Continuing our year-end tip series on predictions for 2010, we cover the challenges to realizing the benefits of LTE’s “flat” IP architecture.
Prediction #3: Unless carriers deploy a high-bandwidth, Ethernet and IP/MPLS access and distribution network using fibre, they will not realize the true cost-reducing potential of “flat” IP.
First, there is a point of clarification: LTE is not flat; it’s flatter.

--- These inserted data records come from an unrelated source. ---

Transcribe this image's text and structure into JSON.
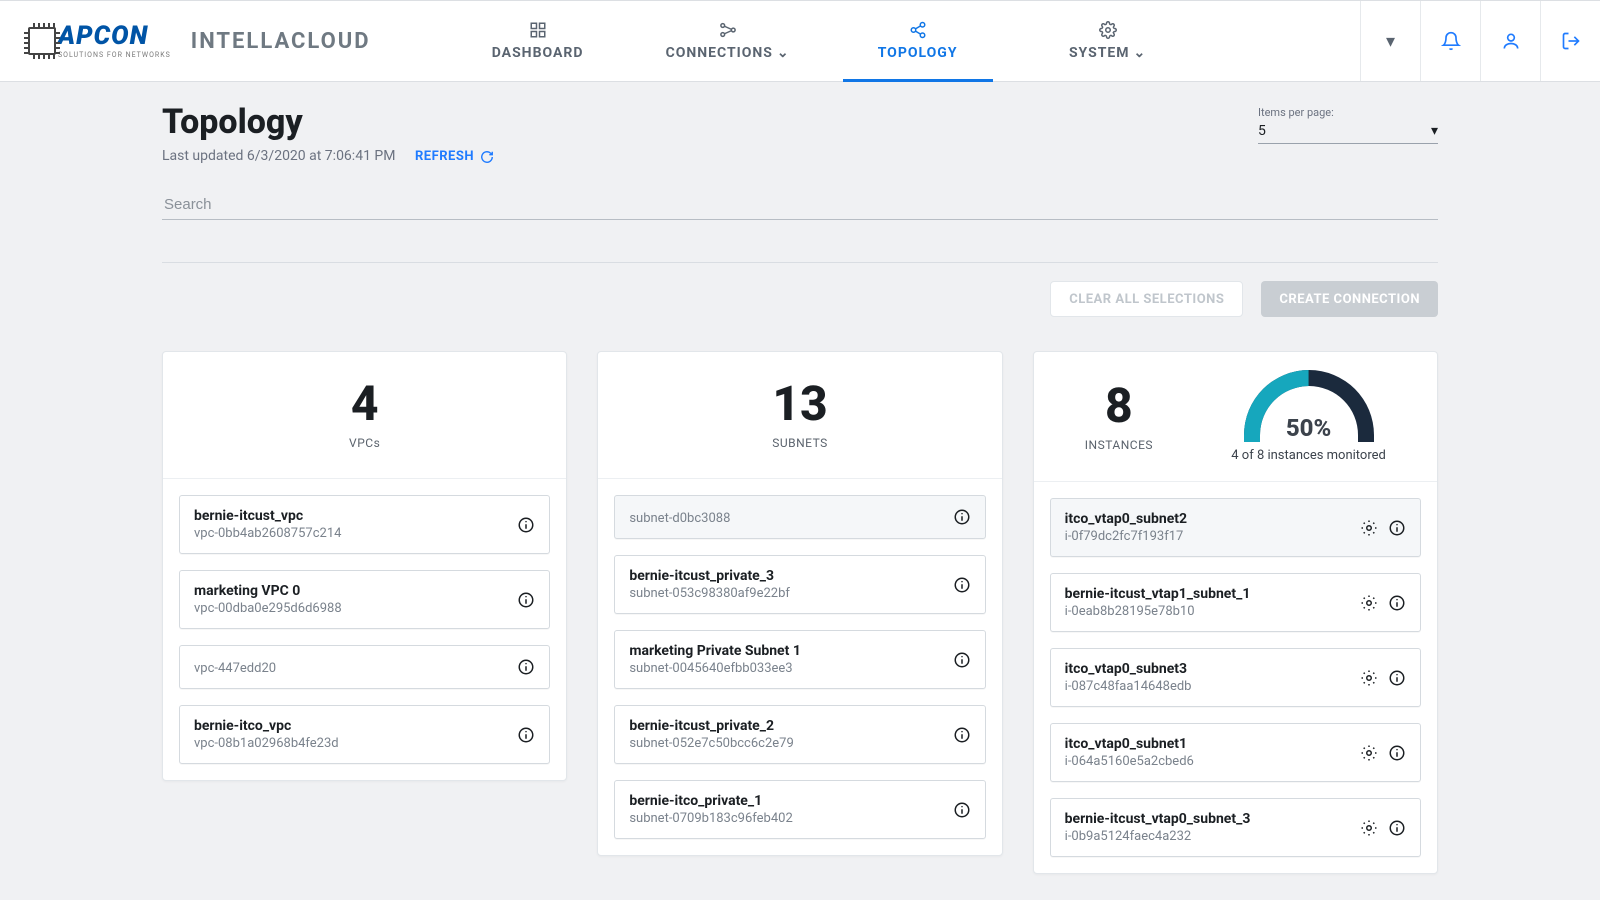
{
  "brand": {
    "name": "APCON",
    "tagline": "Solutions for Networks",
    "app": "INTELLACLOUD"
  },
  "nav": {
    "dashboard": "DASHBOARD",
    "connections": "CONNECTIONS",
    "topology": "TOPOLOGY",
    "system": "SYSTEM"
  },
  "page": {
    "title": "Topology",
    "updated_prefix": "Last updated ",
    "updated": "6/3/2020 at 7:06:41 PM",
    "refresh": "REFRESH",
    "items_per_page_label": "Items per page:",
    "items_per_page_value": "5",
    "search_placeholder": "Search",
    "clear_btn": "CLEAR ALL SELECTIONS",
    "create_btn": "CREATE CONNECTION"
  },
  "vpcs": {
    "count": "4",
    "label": "VPCs",
    "items": [
      {
        "name": "bernie-itcust_vpc",
        "id": "vpc-0bb4ab2608757c214"
      },
      {
        "name": "marketing VPC 0",
        "id": "vpc-00dba0e295d6d6988"
      },
      {
        "name": "",
        "id": "vpc-447edd20"
      },
      {
        "name": "bernie-itco_vpc",
        "id": "vpc-08b1a02968b4fe23d"
      }
    ]
  },
  "subnets": {
    "count": "13",
    "label": "SUBNETS",
    "items": [
      {
        "name": "",
        "id": "subnet-d0bc3088"
      },
      {
        "name": "bernie-itcust_private_3",
        "id": "subnet-053c98380af9e22bf"
      },
      {
        "name": "marketing Private Subnet 1",
        "id": "subnet-0045640efbb033ee3"
      },
      {
        "name": "bernie-itcust_private_2",
        "id": "subnet-052e7c50bcc6c2e79"
      },
      {
        "name": "bernie-itco_private_1",
        "id": "subnet-0709b183c96feb402"
      }
    ]
  },
  "instances": {
    "count": "8",
    "label": "INSTANCES",
    "gauge_pct": "50%",
    "gauge_caption": "4 of 8 instances monitored",
    "items": [
      {
        "name": "itco_vtap0_subnet2",
        "id": "i-0f79dc2fc7f193f17"
      },
      {
        "name": "bernie-itcust_vtap1_subnet_1",
        "id": "i-0eab8b28195e78b10"
      },
      {
        "name": "itco_vtap0_subnet3",
        "id": "i-087c48faa14648edb"
      },
      {
        "name": "itco_vtap0_subnet1",
        "id": "i-064a5160e5a2cbed6"
      },
      {
        "name": "bernie-itcust_vtap0_subnet_3",
        "id": "i-0b9a5124faec4a232"
      }
    ]
  }
}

The RNC (radio network controller) is now amalgamated into the e-NodeB (which is responsible for providing the air interface channels for a mobile handset to listen and attach to a network) with the mobility and packet-core functions now residing in the MME (Mobility Management Entity), serving-gateway and PDN-gateway. So, with these new nodes, will better network costs be the result? Probably not.
Reason being, at least initially, the issue is that the serving gateway and PDN gateway will be nothing more than software upgrades to the carriers’ existing SGSN (Serving GPRS Support Node) and GGSN (Gateway GPRS Support Node), which -- at present -- are not based on the large-scale IP-MPLS (Multiprotocol Label Switching) router platforms that constitute the core networks of large DSL/ISP or fixed network providers.

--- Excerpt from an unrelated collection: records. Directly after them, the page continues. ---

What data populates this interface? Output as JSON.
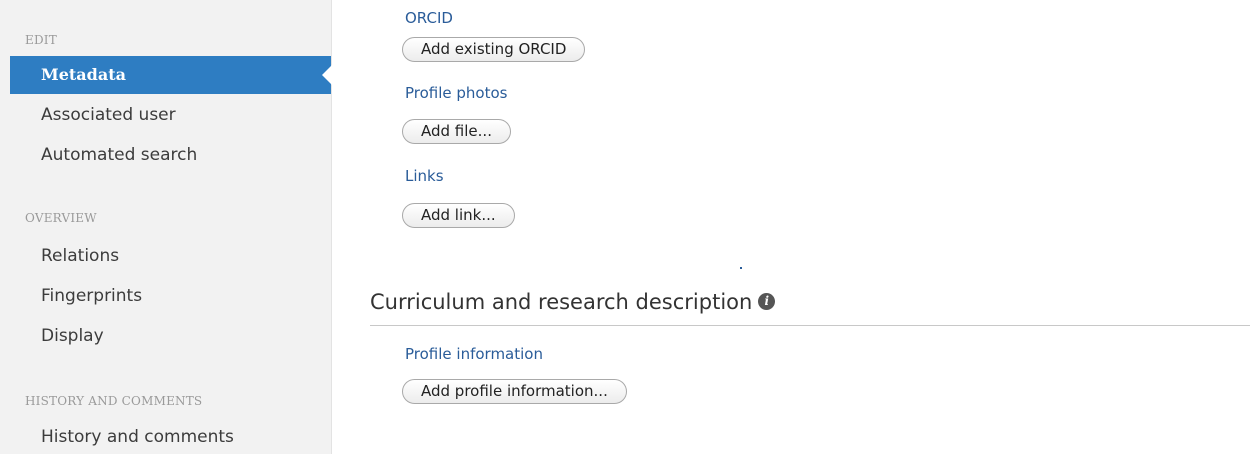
{
  "sidebar": {
    "sections": [
      {
        "label": "EDIT",
        "items": [
          "Metadata",
          "Associated user",
          "Automated search"
        ]
      },
      {
        "label": "OVERVIEW",
        "items": [
          "Relations",
          "Fingerprints",
          "Display"
        ]
      },
      {
        "label": "HISTORY AND COMMENTS",
        "items": [
          "History and comments"
        ]
      }
    ],
    "active_item": "Metadata"
  },
  "main": {
    "orcid": {
      "label": "ORCID",
      "button": "Add existing ORCID"
    },
    "profile_photos": {
      "label": "Profile photos",
      "button": "Add file..."
    },
    "links": {
      "label": "Links",
      "button": "Add link..."
    },
    "curriculum": {
      "title": "Curriculum and research description",
      "info_icon": "info-icon",
      "profile_information": {
        "label": "Profile information",
        "button": "Add profile information..."
      }
    }
  },
  "colors": {
    "sidebar_bg": "#f2f2f2",
    "active_bg": "#2e7dc2",
    "label_blue": "#2a5c99"
  }
}
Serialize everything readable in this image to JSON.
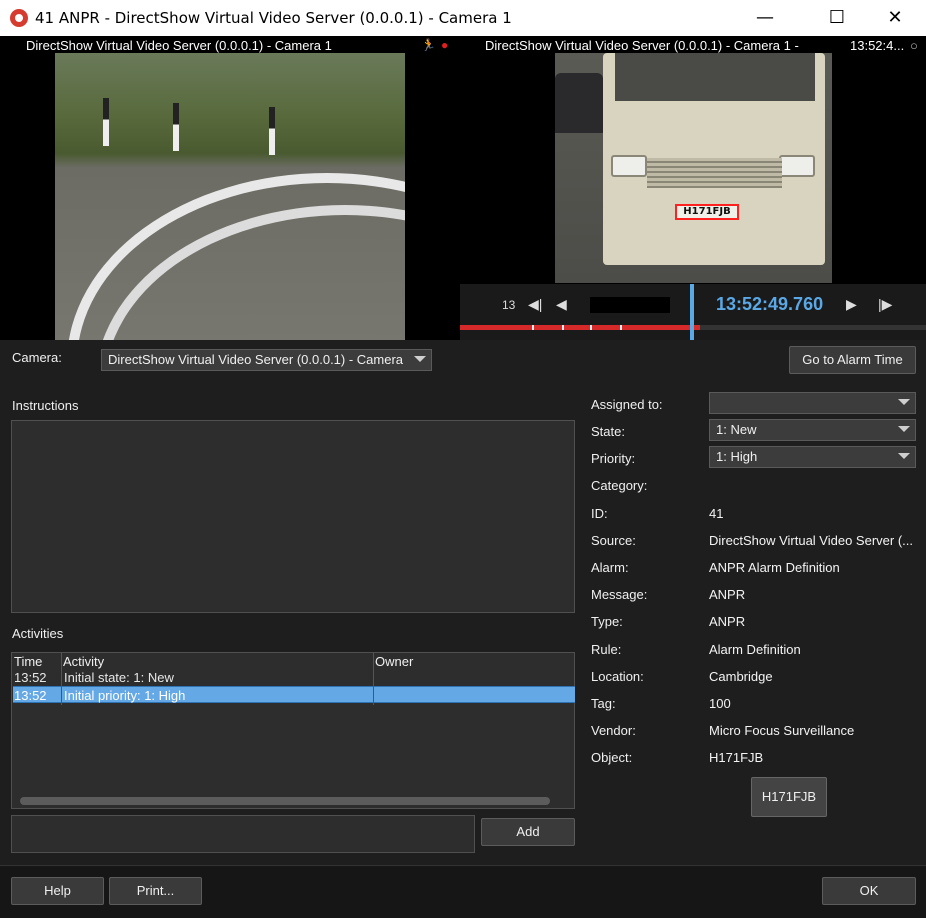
{
  "window": {
    "title": "41 ANPR - DirectShow Virtual Video Server (0.0.0.1) - Camera 1",
    "minimize": "—",
    "maximize": "☐",
    "close": "✕"
  },
  "video_left": {
    "title": "DirectShow Virtual Video Server (0.0.0.1) - Camera 1"
  },
  "video_right": {
    "title": "DirectShow Virtual Video Server (0.0.0.1) - Camera 1 -",
    "time_short": "13:52:4...",
    "plate_overlay": "H171FJB",
    "playback_left_label": "13",
    "playback_time": "13:52:49.760"
  },
  "camera": {
    "label": "Camera:",
    "selected": "DirectShow Virtual Video Server (0.0.0.1) - Camera",
    "goto_button": "Go to Alarm Time"
  },
  "instructions": {
    "label": "Instructions"
  },
  "activities": {
    "label": "Activities",
    "columns": [
      "Time",
      "Activity",
      "Owner"
    ],
    "rows": [
      {
        "time": "13:52",
        "activity": "Initial state: 1: New",
        "owner": ""
      },
      {
        "time": "13:52",
        "activity": "Initial priority: 1: High",
        "owner": ""
      }
    ],
    "add_button": "Add"
  },
  "details": {
    "assigned_to": {
      "label": "Assigned to:",
      "value": ""
    },
    "state": {
      "label": "State:",
      "value": "1: New"
    },
    "priority": {
      "label": "Priority:",
      "value": "1: High"
    },
    "category": {
      "label": "Category:",
      "value": ""
    },
    "id": {
      "label": "ID:",
      "value": "41"
    },
    "source": {
      "label": "Source:",
      "value": "DirectShow Virtual Video Server (..."
    },
    "alarm": {
      "label": "Alarm:",
      "value": "ANPR Alarm Definition"
    },
    "message": {
      "label": "Message:",
      "value": "ANPR"
    },
    "type": {
      "label": "Type:",
      "value": "ANPR"
    },
    "rule": {
      "label": "Rule:",
      "value": "Alarm Definition"
    },
    "location": {
      "label": "Location:",
      "value": "Cambridge"
    },
    "tag": {
      "label": "Tag:",
      "value": "100"
    },
    "vendor": {
      "label": "Vendor:",
      "value": "Micro Focus Surveillance"
    },
    "object": {
      "label": "Object:",
      "value": "H171FJB"
    },
    "plate_button": "H171FJB"
  },
  "footer": {
    "help": "Help",
    "print": "Print...",
    "ok": "OK"
  }
}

The e-NodeBs now need to have multiple IP tunnels between them to facilitate handover, creating an IP complexity in the access network that has never existed in the past. Until carriers deploy a high‑bandwidth, Ethernet, and IP/MPLS access and distribution network using fiber, either shared or self-built, it is unlikely that the true cost reducing potential of “flat” IP will ever be realized. In addition, simply adding LTE/EPC functionality to the existing network nodes is not enough; the specified 3GPP functionality of the EPC needs to be pushed closer to the edge of the network to enable true, flat IP networks for the transport of data across and between networks.